You will have to look at your data, but do you find that the features themselves change over time (or the distribution of those features, rather)? If so, you can use something like importance weighting, where the training features are weighted based on their likelihood of occurring in the test set. For further discussion on the topic: http://www.cs.nyu.edu/~rostami/papers/nadap.pdf and http://papers.nips.cc/paper/4156-learning-bounds-for-importance-weighting.pdf
Note: These are fairly advanced papers - this is at the cutting edge of machine learning research, so you will have to make the algorithms yourself. Luckily there is pseudocode available in the papers.
Reinforcement Learning
The way you posed the problem made me immediately think of reinforcement learning. In this case, you want to learn the likelihood of an action based on the features. This could be constructed using a Markov Decision Process. This is valuable because it can quickly learn despite distributional changes. In fact, the learning rate $\alpha$ can determine the amount of "memory" in your learner.

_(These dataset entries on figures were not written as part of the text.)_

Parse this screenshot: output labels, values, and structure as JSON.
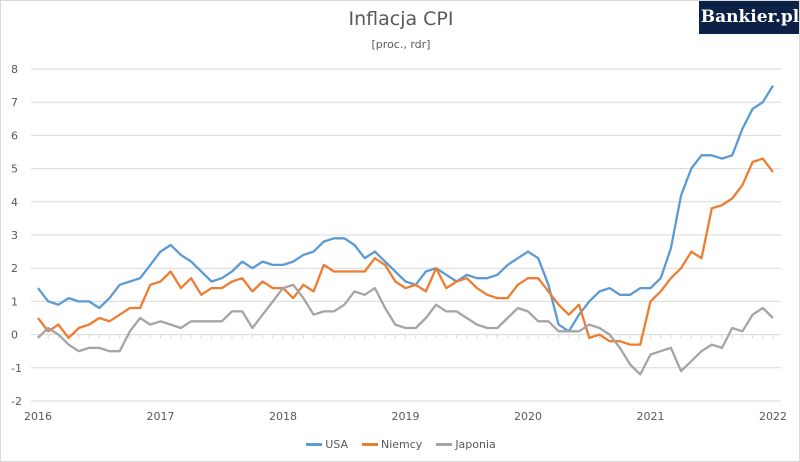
{
  "logo": "Bankier.pl",
  "chart_data": {
    "type": "line",
    "title": "Inflacja CPI",
    "subtitle": "[proc., rdr]",
    "x_start": "2016-01",
    "frequency": "monthly",
    "x_ticks": [
      "2016",
      "2017",
      "2018",
      "2019",
      "2020",
      "2021",
      "2022"
    ],
    "y_ticks": [
      "-2",
      "-1",
      "0",
      "1",
      "2",
      "3",
      "4",
      "5",
      "6",
      "7",
      "8"
    ],
    "ylim": [
      -2,
      8
    ],
    "grid": true,
    "legend": "bottom",
    "series": [
      {
        "name": "USA",
        "color": "#5b9bd5",
        "values": [
          1.4,
          1.0,
          0.9,
          1.1,
          1.0,
          1.0,
          0.8,
          1.1,
          1.5,
          1.6,
          1.7,
          2.1,
          2.5,
          2.7,
          2.4,
          2.2,
          1.9,
          1.6,
          1.7,
          1.9,
          2.2,
          2.0,
          2.2,
          2.1,
          2.1,
          2.2,
          2.4,
          2.5,
          2.8,
          2.9,
          2.9,
          2.7,
          2.3,
          2.5,
          2.2,
          1.9,
          1.6,
          1.5,
          1.9,
          2.0,
          1.8,
          1.6,
          1.8,
          1.7,
          1.7,
          1.8,
          2.1,
          2.3,
          2.5,
          2.3,
          1.5,
          0.3,
          0.1,
          0.6,
          1.0,
          1.3,
          1.4,
          1.2,
          1.2,
          1.4,
          1.4,
          1.7,
          2.6,
          4.2,
          5.0,
          5.4,
          5.4,
          5.3,
          5.4,
          6.2,
          6.8,
          7.0,
          7.5
        ]
      },
      {
        "name": "Niemcy",
        "color": "#ed7d31",
        "values": [
          0.5,
          0.1,
          0.3,
          -0.1,
          0.2,
          0.3,
          0.5,
          0.4,
          0.6,
          0.8,
          0.8,
          1.5,
          1.6,
          1.9,
          1.4,
          1.7,
          1.2,
          1.4,
          1.4,
          1.6,
          1.7,
          1.3,
          1.6,
          1.4,
          1.4,
          1.1,
          1.5,
          1.3,
          2.1,
          1.9,
          1.9,
          1.9,
          1.9,
          2.3,
          2.1,
          1.6,
          1.4,
          1.5,
          1.3,
          2.0,
          1.4,
          1.6,
          1.7,
          1.4,
          1.2,
          1.1,
          1.1,
          1.5,
          1.7,
          1.7,
          1.3,
          0.9,
          0.6,
          0.9,
          -0.1,
          0.0,
          -0.2,
          -0.2,
          -0.3,
          -0.3,
          1.0,
          1.3,
          1.7,
          2.0,
          2.5,
          2.3,
          3.8,
          3.9,
          4.1,
          4.5,
          5.2,
          5.3,
          4.9
        ]
      },
      {
        "name": "Japonia",
        "color": "#a5a5a5",
        "values": [
          -0.1,
          0.2,
          0.0,
          -0.3,
          -0.5,
          -0.4,
          -0.4,
          -0.5,
          -0.5,
          0.1,
          0.5,
          0.3,
          0.4,
          0.3,
          0.2,
          0.4,
          0.4,
          0.4,
          0.4,
          0.7,
          0.7,
          0.2,
          0.6,
          1.0,
          1.4,
          1.5,
          1.1,
          0.6,
          0.7,
          0.7,
          0.9,
          1.3,
          1.2,
          1.4,
          0.8,
          0.3,
          0.2,
          0.2,
          0.5,
          0.9,
          0.7,
          0.7,
          0.5,
          0.3,
          0.2,
          0.2,
          0.5,
          0.8,
          0.7,
          0.4,
          0.4,
          0.1,
          0.1,
          0.1,
          0.3,
          0.2,
          0.0,
          -0.4,
          -0.9,
          -1.2,
          -0.6,
          -0.5,
          -0.4,
          -1.1,
          -0.8,
          -0.5,
          -0.3,
          -0.4,
          0.2,
          0.1,
          0.6,
          0.8,
          0.5
        ]
      }
    ]
  }
}
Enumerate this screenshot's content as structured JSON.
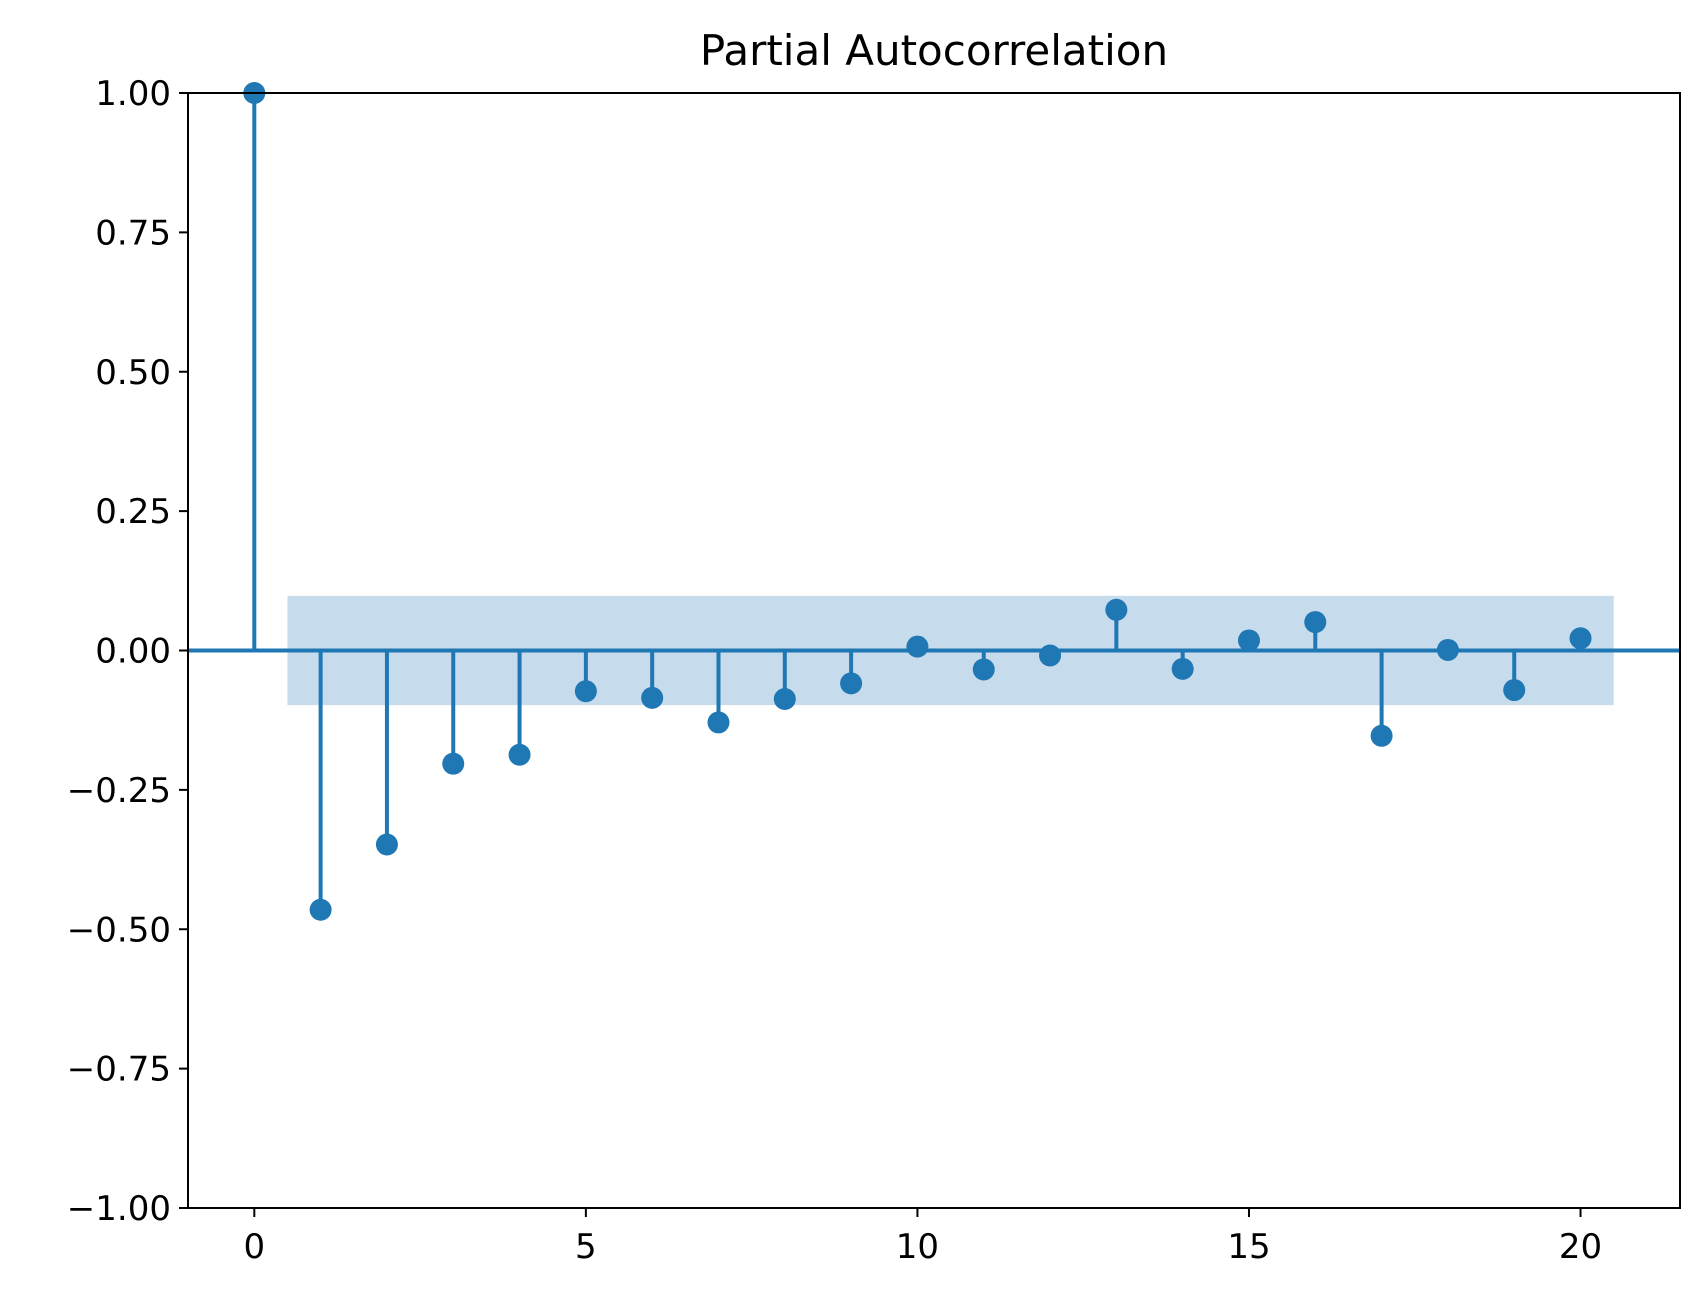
{
  "chart_data": {
    "type": "stem",
    "title": "Partial Autocorrelation",
    "xlabel": "",
    "ylabel": "",
    "x": [
      0,
      1,
      2,
      3,
      4,
      5,
      6,
      7,
      8,
      9,
      10,
      11,
      12,
      13,
      14,
      15,
      16,
      17,
      18,
      19,
      20
    ],
    "values": [
      1.0,
      -0.465,
      -0.348,
      -0.203,
      -0.187,
      -0.073,
      -0.085,
      -0.129,
      -0.087,
      -0.059,
      0.007,
      -0.034,
      -0.009,
      0.073,
      -0.033,
      0.018,
      0.051,
      -0.153,
      0.001,
      -0.071,
      0.022
    ],
    "confidence_band": {
      "x_range": [
        0.5,
        20.5
      ],
      "lower": -0.098,
      "upper": 0.098
    },
    "xlim": [
      -1.0,
      21.5
    ],
    "ylim": [
      -1.0,
      1.0
    ],
    "xticks": [
      0,
      5,
      10,
      15,
      20
    ],
    "xtick_labels": [
      "0",
      "5",
      "10",
      "15",
      "20"
    ],
    "yticks": [
      -1.0,
      -0.75,
      -0.5,
      -0.25,
      0.0,
      0.25,
      0.5,
      0.75,
      1.0
    ],
    "ytick_labels": [
      "−1.00",
      "−0.75",
      "−0.50",
      "−0.25",
      "0.00",
      "0.25",
      "0.50",
      "0.75",
      "1.00"
    ],
    "grid": false,
    "colors": {
      "series": "#1f77b4",
      "band": "#c6dbec",
      "axes": "#000000"
    }
  }
}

For a comprehensive discussion and extensive literature review, look at these slides: http://www.cs.nyu.edu/~mohri/mls/lecture_11.pdf
I hope this helps, let me know if any of these sound like they might apply to your case and I can elaborate.
Best Answer
The streaming setting in machine learning is called "online learning". There is no exact support vector machine in the online setting (since the definition of the objective function is inherently for the batch setting). Probably the most straightforward generalization of the SVM to the online setting are passive-aggressive algorithms. Code is here http://webee.technion.ac.il/people/koby/code-index.html and an associated paper is here http://eprints.pascal-network.org/archive/00002147/01/CrammerDeKeShSi06.pdf
The basic idea is that one recieves data as $(\mathbf{x},y)\in\mathbb{R}^d\times [k]$ pairs with query points $\mathbf{x}\in \mathbb{R}$ where $k$ is the number of labels. The algorithm maintains a weight matrix $W_t\in \mathbb{R}^{k\times d}$ at iteration $t$ the algorithms recieves a data point $\mathbf{x}_t$ and then gives predicted scores $\hat{\mathbf{y}}_t=W\mathbf{x}_t$ for each of the labels and it predicts the highest scoring label as the true label. If the prediction is wrong then the algorithm makes the smallest change to $W_t$ such that it will avoid that mistake in the future. Smallest change is here defined in terms of the Frobenius norm.